Tercihli oy 1991 Genel Seçimlerinde kısmen uygulansa da biraz daha karışık hesaplama yöntemleri vardı. Merak eden inceleyebilir.
Burada “baraj” ve “kontenjan vekil” konuları akla gelebilir.
Baraj yüzde 7 olarak yüksek bir durum. Halen daha Türkiye’de bu baraj ile “zorunlu ittifak” oluyor ise bir yerde bir sorun var demektir. Baraj dünyada genel kabul gören yüzde5 seviyelerine indirilmelidir.
Peki parti genel merkezlerinin çalışmak istediği vekilleri nereden aday gösterecek?
“Kontenjan vekil” dediğimiz ve genel merkezlerin illerdeki üst sıraları kendi belirleyeceği ve görmek istediği parti vekil adaylarına ayırmanın da önüne geçmek gerek.
Peki nasıl?
Mecliste 600 vekil var ise bunun 100 vekili “Türkiye vekilliği” olarak ayrılmalı ve illerden / bölgelerden 500 milletvekili belirlenmeli. Türkiye vekilliklerine de adaylar olmalı. Siyasi partilerin ülke genelinde aldığı oy oranında bu vekiller siyasi partiler arasında dağıtılmalı.
Böylece hem milletin istedikleri vekiller meclise gider hem de sandığa yansıyan millet iradesi oranında genel merkezlerin istedikleri vekil olmuş olur.
Bu ve benzer iyileştirmelerle “gerçek millet iradesi” sandığa yansır ki bunu parti genel merkezleri ne kadar kabul eder, o da ayrı bir konu. Gerçek millet iradesi sandığa yansırsa da seçilen vekiller “parti vekili” değil “milletvekili” olur.
***
CUMHURBAŞKANLIĞI SEÇİMİ 2. TURA KALDI!
Türkiye ilk kez 2. tur Cumhurbaşkanlığı seçimine gidiyor.
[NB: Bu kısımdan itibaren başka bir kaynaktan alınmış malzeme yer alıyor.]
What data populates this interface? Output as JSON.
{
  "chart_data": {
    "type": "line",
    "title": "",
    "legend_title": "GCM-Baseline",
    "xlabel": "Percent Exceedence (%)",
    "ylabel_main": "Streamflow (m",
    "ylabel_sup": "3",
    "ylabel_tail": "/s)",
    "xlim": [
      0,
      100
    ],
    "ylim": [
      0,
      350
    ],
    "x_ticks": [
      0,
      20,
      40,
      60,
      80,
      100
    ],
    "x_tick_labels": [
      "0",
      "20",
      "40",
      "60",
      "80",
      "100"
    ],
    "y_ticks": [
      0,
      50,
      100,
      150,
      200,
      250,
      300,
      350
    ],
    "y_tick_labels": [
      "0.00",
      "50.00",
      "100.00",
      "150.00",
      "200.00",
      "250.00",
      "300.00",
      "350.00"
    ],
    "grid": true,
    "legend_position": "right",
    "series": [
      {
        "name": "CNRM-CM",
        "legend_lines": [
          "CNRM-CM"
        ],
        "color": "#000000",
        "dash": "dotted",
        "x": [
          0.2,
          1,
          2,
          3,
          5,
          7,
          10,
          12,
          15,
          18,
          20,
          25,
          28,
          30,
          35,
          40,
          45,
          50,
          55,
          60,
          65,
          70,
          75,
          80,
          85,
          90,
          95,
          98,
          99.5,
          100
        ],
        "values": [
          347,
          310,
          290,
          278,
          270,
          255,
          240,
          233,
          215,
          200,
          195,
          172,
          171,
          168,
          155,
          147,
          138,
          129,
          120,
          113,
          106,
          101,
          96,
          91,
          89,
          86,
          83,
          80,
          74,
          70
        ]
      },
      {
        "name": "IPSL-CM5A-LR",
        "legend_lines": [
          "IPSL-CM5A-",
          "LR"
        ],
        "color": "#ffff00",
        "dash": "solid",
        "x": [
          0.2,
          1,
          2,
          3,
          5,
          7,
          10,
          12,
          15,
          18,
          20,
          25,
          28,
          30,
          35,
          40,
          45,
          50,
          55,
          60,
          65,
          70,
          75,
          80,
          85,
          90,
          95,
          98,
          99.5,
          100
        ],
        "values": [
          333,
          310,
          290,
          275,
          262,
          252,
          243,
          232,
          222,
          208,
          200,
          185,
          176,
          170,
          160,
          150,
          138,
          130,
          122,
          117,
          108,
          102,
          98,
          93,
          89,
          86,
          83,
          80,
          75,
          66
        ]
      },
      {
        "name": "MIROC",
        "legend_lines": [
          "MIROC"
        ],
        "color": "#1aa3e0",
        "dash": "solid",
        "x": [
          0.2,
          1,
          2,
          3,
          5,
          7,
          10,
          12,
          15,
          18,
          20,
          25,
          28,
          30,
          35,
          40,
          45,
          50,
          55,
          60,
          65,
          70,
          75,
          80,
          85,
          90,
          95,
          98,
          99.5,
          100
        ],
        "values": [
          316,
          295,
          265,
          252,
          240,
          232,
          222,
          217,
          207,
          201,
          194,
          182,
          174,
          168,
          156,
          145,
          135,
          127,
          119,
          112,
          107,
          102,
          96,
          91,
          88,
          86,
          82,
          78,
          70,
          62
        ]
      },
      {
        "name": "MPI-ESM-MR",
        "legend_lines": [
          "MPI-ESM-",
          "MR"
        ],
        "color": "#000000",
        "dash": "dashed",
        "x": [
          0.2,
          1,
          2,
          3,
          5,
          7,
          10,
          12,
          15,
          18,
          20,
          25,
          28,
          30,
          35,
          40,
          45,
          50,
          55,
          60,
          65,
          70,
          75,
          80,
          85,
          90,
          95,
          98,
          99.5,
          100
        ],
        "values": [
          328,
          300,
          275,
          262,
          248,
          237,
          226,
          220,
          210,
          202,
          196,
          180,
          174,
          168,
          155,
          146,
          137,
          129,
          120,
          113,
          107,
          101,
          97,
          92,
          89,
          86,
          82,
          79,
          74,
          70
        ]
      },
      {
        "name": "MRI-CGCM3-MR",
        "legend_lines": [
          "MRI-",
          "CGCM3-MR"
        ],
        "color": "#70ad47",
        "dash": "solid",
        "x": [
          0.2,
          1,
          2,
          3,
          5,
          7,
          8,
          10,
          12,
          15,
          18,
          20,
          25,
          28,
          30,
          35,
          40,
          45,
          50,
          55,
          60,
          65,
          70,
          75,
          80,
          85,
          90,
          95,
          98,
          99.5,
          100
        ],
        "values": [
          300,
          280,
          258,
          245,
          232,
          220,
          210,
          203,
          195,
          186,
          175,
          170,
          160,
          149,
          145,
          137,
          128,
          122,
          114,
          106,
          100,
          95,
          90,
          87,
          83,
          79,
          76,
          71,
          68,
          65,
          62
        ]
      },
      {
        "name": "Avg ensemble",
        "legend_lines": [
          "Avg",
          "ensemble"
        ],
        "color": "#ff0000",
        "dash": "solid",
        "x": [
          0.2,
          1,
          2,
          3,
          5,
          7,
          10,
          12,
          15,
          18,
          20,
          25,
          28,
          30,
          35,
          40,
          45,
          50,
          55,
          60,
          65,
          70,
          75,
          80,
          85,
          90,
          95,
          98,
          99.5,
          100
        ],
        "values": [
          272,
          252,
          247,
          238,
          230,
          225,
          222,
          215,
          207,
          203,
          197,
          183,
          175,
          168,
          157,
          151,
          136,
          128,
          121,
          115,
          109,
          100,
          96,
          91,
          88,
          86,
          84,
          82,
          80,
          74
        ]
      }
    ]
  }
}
Pek alışık bir durum olmadığı için seçmende ilk aşamada “1. seçimin devamı” algısı oluşsa da “yeni bir seçim” olduğu anlaşılmaya başlandı.
Öyle görünüyor ki bu seçim değişim isteyenlerle değişim istemeyenler arasında bir “referandum havasında” geçecek.